1

According to this page, filesystems like ext4 have journaling for both blocks and metadata, and it's used to prevent data corruption:

A journaling file system is a file system that keeps track of changes not yet committed to the file system's main part by recording the intentions of such changes in a data structure known as a "journal", which is usually a circular log. In the event of a system crash or power failure, such file systems can be brought back online more quickly with a lower likelihood of becoming corrupted.

Btrfs doesn't seem to have journaling according to this page.

Yet, this page quotes ext4 primary developer and maintainer Theodore T'so as saying that btrfs is better than ext4:

Despite the fact that Ext4 adds a number of compelling features to the filesystem, T'so doesn't see it as a major step forward. He dismisses it as a rehash of outdated "1970s technology" and describes it as a conservative short-term solution. He believes that the way forward is Oracle's open source Btrfs filesystem, which is designed to deliver significant improvements in scalability, reliability, and ease of management.

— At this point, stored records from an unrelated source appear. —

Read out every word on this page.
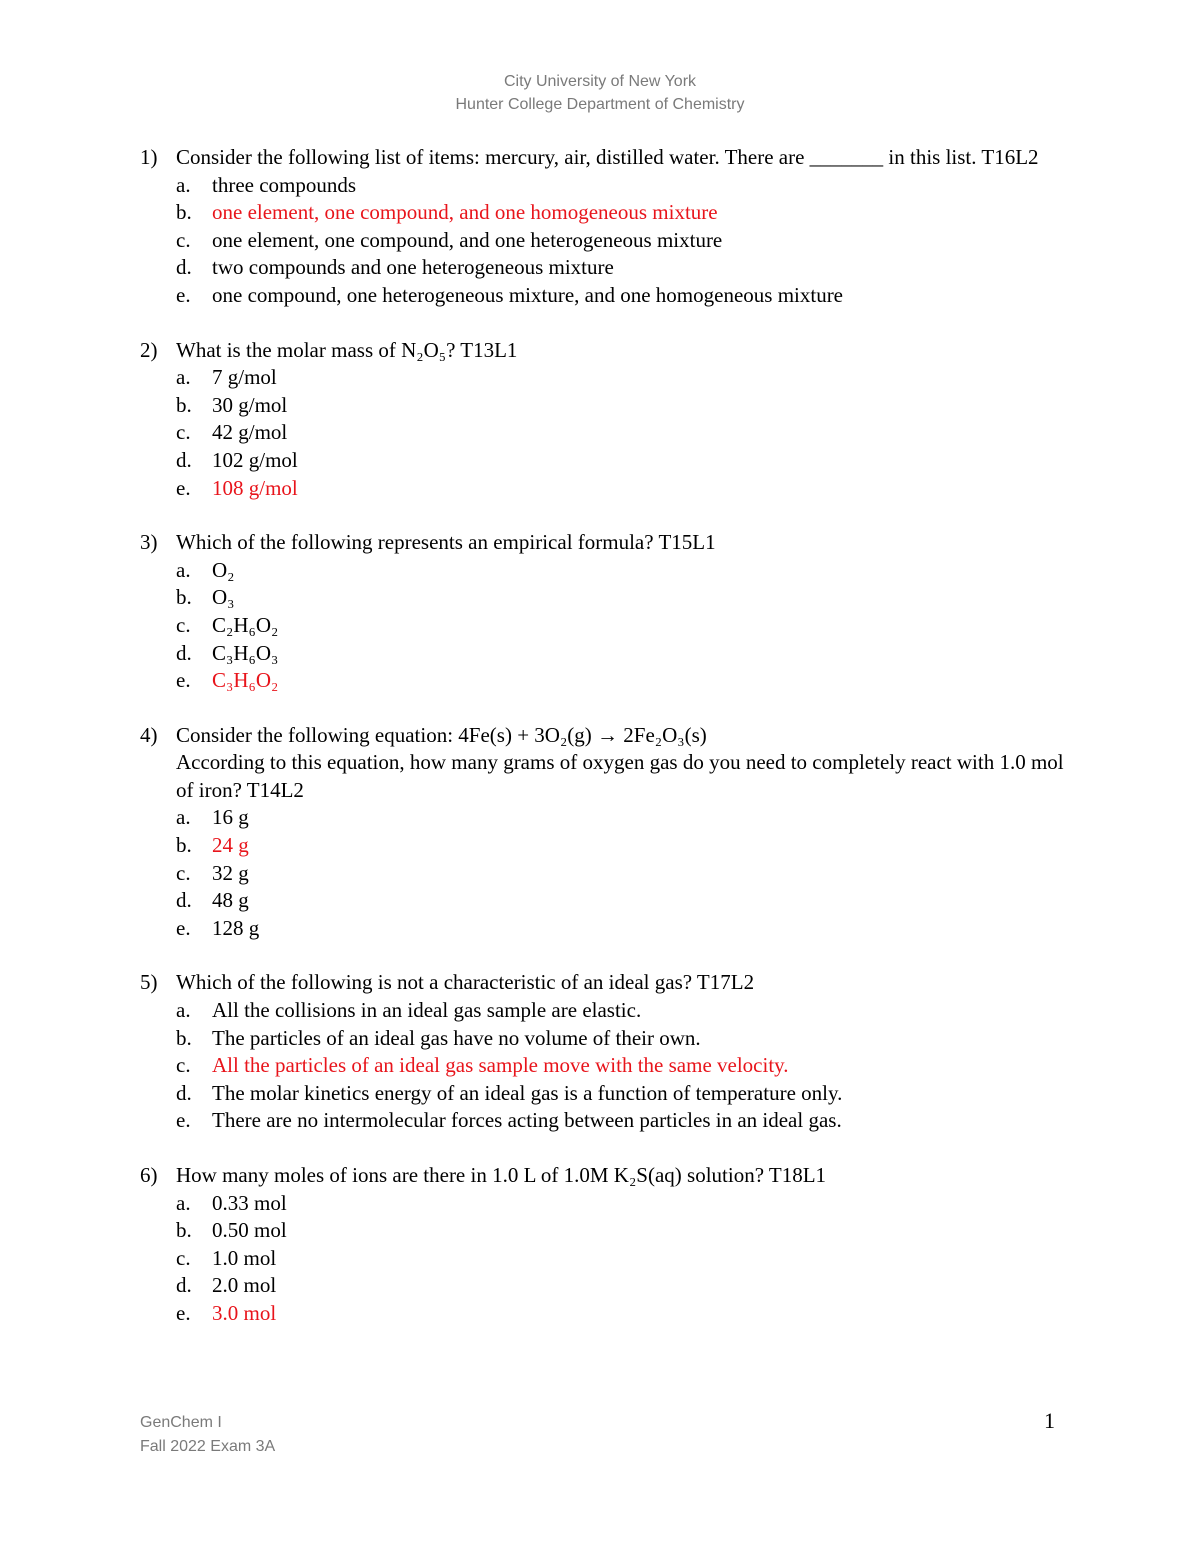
City University of New York
Hunter College Department of Chemistry
1) Consider the following list of items: mercury, air, distilled water. There are _______ in this list. T16L2
a.	three compounds
b. one element, one compound, and one homogeneous mixture
c.	one element, one compound, and one heterogeneous mixture
d. two compounds and one heterogeneous mixture
e.	one compound, one heterogeneous mixture, and one homogeneous mixture
2) What is the molar mass of N₂O₅? T13L1
a.	7 g/mol
b. 30 g/mol
c.	42 g/mol
d. 102 g/mol
e.	108 g/mol
3) Which of the following represents an empirical formula? T15L1
a.	O₂
b. O₃
c.	C₂H₆O₂
d. C₃H₆O₃
e.	C₃H₆O₂
4) Consider the following equation: 4Fe(s) + 3O₂(g) → 2Fe₂O₃(s)
According to this equation, how many grams of oxygen gas do you need to completely react with 1.0 mol of iron? T14L2
a.	16 g
b. 24 g
c.	32 g
d. 48 g
e.	128 g
5) Which of the following is not a characteristic of an ideal gas? T17L2
a.	All the collisions in an ideal gas sample are elastic.
b. The particles of an ideal gas have no volume of their own.
c.	All the particles of an ideal gas sample move with the same velocity.
d. The molar kinetics energy of an ideal gas is a function of temperature only.
e.	There are no intermolecular forces acting between particles in an ideal gas.
6) How many moles of ions are there in 1.0 L of 1.0M K₂S(aq) solution? T18L1
a.	0.33 mol
b. 0.50 mol
c.	1.0 mol
d. 2.0 mol
e.	3.0 mol
GenChem I
Fall 2022 Exam 3A
1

So, how does btrfs prevent data corruption without journaling?

3

Btrfs uses copy on write (CoW) so the existing data are not overwritten when modified but copied to a new location and the copy is changed. So journal is not needed because in case of power failure or system crash you still have the original data. Btrfs also uses checksums to detect random data corruptions so it knows whether both data and metadata are valid or corrupted.

More information about copy on write is available here or more general description on wikipedia.